Potential topics include, but are not limited to:

Application of Video Understanding to healthcare and media production
View-invariant and 3D video understanding (e.g. 3D action recognition)
Transformer for video understanding
Generating synthetic data for video understating tasks
Self-supervised learning for video understanding
Multi-modal video understanding
Active speaker detection
Action/event detection
Video captioning
Video editing and summarisation
Videography/virtual cinematography
Video search and retrieval

Submission

Papers will be limited to 9 pages according to the BMVC format (c.f. main conference authors guidelines). Papers will be published in BMVC 2024 workshop proceedings.

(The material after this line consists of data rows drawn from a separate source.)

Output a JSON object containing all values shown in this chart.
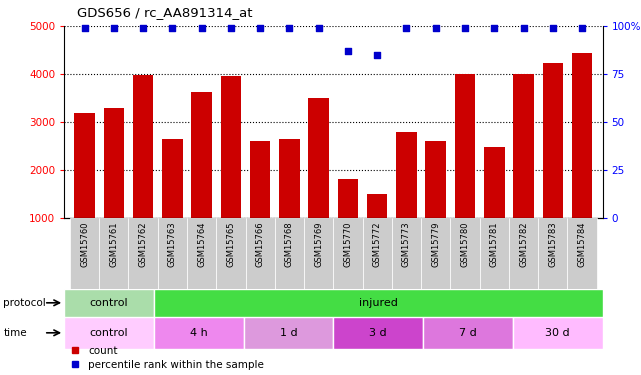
{
  "title": "GDS656 / rc_AA891314_at",
  "samples": [
    "GSM15760",
    "GSM15761",
    "GSM15762",
    "GSM15763",
    "GSM15764",
    "GSM15765",
    "GSM15766",
    "GSM15768",
    "GSM15769",
    "GSM15770",
    "GSM15772",
    "GSM15773",
    "GSM15779",
    "GSM15780",
    "GSM15781",
    "GSM15782",
    "GSM15783",
    "GSM15784"
  ],
  "counts": [
    3180,
    3300,
    3970,
    2650,
    3620,
    3960,
    2600,
    2650,
    3500,
    1800,
    1500,
    2780,
    2600,
    4000,
    2480,
    4000,
    4230,
    4450
  ],
  "percentile_ranks": [
    99,
    99,
    99,
    99,
    99,
    99,
    99,
    99,
    99,
    87,
    85,
    99,
    99,
    99,
    99,
    99,
    99,
    99
  ],
  "ylim_left": [
    1000,
    5000
  ],
  "ylim_right": [
    0,
    100
  ],
  "yticks_left": [
    1000,
    2000,
    3000,
    4000,
    5000
  ],
  "yticks_right": [
    0,
    25,
    50,
    75,
    100
  ],
  "bar_color": "#cc0000",
  "dot_color": "#0000cc",
  "protocol_groups": [
    {
      "label": "control",
      "start": 0,
      "end": 3,
      "color": "#aaddaa"
    },
    {
      "label": "injured",
      "start": 3,
      "end": 18,
      "color": "#44dd44"
    }
  ],
  "time_groups": [
    {
      "label": "control",
      "start": 0,
      "end": 3,
      "color": "#ffccff"
    },
    {
      "label": "4 h",
      "start": 3,
      "end": 6,
      "color": "#ee88ee"
    },
    {
      "label": "1 d",
      "start": 6,
      "end": 9,
      "color": "#dd99dd"
    },
    {
      "label": "3 d",
      "start": 9,
      "end": 12,
      "color": "#cc44cc"
    },
    {
      "label": "7 d",
      "start": 12,
      "end": 15,
      "color": "#dd77dd"
    },
    {
      "label": "30 d",
      "start": 15,
      "end": 18,
      "color": "#ffbbff"
    }
  ],
  "legend_count_label": "count",
  "legend_pct_label": "percentile rank within the sample",
  "background_color": "#ffffff",
  "protocol_label": "protocol",
  "time_label": "time",
  "xtick_bg": "#cccccc",
  "right_axis_top_label": "100%"
}
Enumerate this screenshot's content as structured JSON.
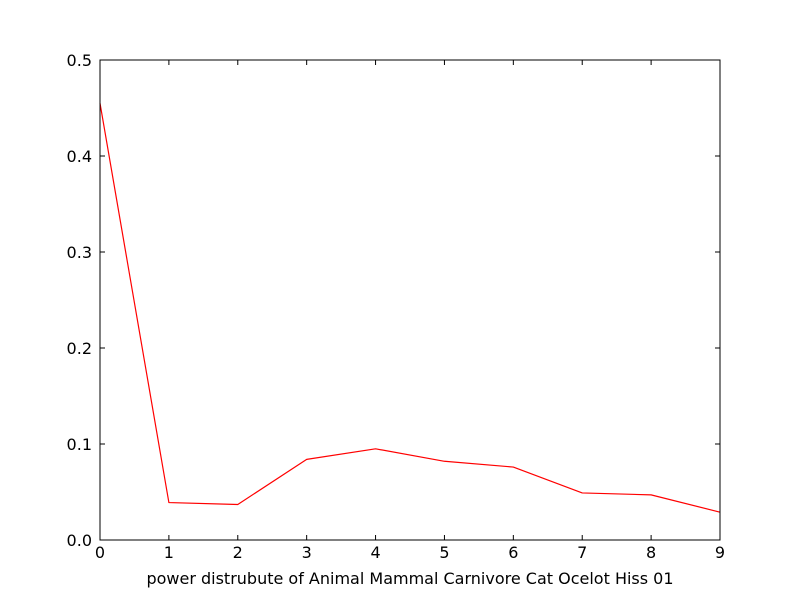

All the papers should be submitted using CMT website https://cmt3.research.microsoft.com/VUABMVC2024.

Important Dates

Extended deadline for submission: August 2^nd, 2024 - 23:59 British Summer Time
~~Original deadline: July 19^th, 2024~~
Notification of acceptance: August 23^rd, 2024
Camera Ready submission deadline: September 16^th, 2024
Workshop date: November 28^th, 2024

Program

10:00 - 10:05	Welcome and Introduction
10:05 - 10:55	Keynote 1 (online) by Prof. Cees G.M. Snoek Title: Learning to Generalize in Video Space and Time (40-minute talk followed by 10-minute Q&A)
10:55 - 11:45	Keynote 2 (online) by Dr. Antonino Furnari Title: Beyond Atomic Actions: Towards Long-Form and Procedural Understanding in Egocentric Videos (40-minute talk followed by 10-minute Q&A)
11:45 - 12:50	Keynote 3 by Dr. Laura Sevilla Title: Video Understanding with Limited Resources (40-minute talk followed by 10-minute Q&A)
12:50 - 13:30	Break & Lunch
13:30 - 13:45	AI4ME Presentation: How Video Understanding Can Help Media Production by Faegheh Sardari (15 minutes)
13:45 - 14:33	Oral Presentations 13:45 - 13:57 \| Davide Berghi Audio-visual talker localization in video for spatial sound reproduction (10-minute presentation, 2-minute Q&A) 13:57 - 14:09 \| Asmar Nadeem Video Description Generation with a particular focus on Causal-Temporal Narrative (10-minute presentation, 2-minute Q&A) 14:09 - 14:21 \| Yaru Chen Cross-Modal Perception for Interactive-Enhanced Audio-Visual Video Parsing (10-minute presentation, 2-minute Q&A) 14:21 - 14:33 \| Keyne Oei Self-supervised contrastive learning for videos using differentiable local alignment (10-minute presentation, 2-minute Q&A)
14:33 - 14:40	Closing the Workshop

Invited Speakers

Cees G.M. Snoek

University of Amsterdam, Netherlands

Learning to Generalize in Video Space and Time

Cees G.M. Snoek is a full professor in computer science at the University of Amsterdam, where he heads the Video & Image Sense Lab. He is the director of three public-private AI research labs: QUVA Lab with Qualcomm, Atlas Lab with TomTom and AIM Lab with Core42. He is also the director of the ELLIS Amsterdam Unit and scientific director of Amsterdam AI, a collaboration between government, academic, medical and other organisations in Amsterdam to develop and deploy responsible AI.

Antonino Furnari

University of Catania, Italy

Beyond atomic actions: towards long-form and procedural understanding in egocentric videos

Antonino Furnari is a tenure-track Assistant Professor at the University of Catania. His research interests lie in the field of Egocentric Vision, with particular interest in video understanding and building assistive wearable systems which can support and empower humans. He is an active member of the EPIC-KITCHENS, EGO4D, and EGO-EXO4D projects, a Senior Member of IEEE and an ELLIS member.

Laura Sevilla

University of Edinburgh, United Kingdom

Video Understanding with Limited Resources

Laura Sevilla is an Associate Professor at the University of Edinburgh, where she has been since 2019. There she leads her group that focuses on Video Understanding. Before, she was a researcher at Facebook Research in California and a postdoc at the Max Planck Institute in Germany. She obtained her PhD from the University of Massachusetts Amherst in 2015. During her career, she has worked in most aspects of Video Understanding, from Optical Flow to Object Tracking, Video Captioning and Perception for Robotics. Her work has been awarded a Google Research Scholar Award (2022), and a Google Faculty Award (2020).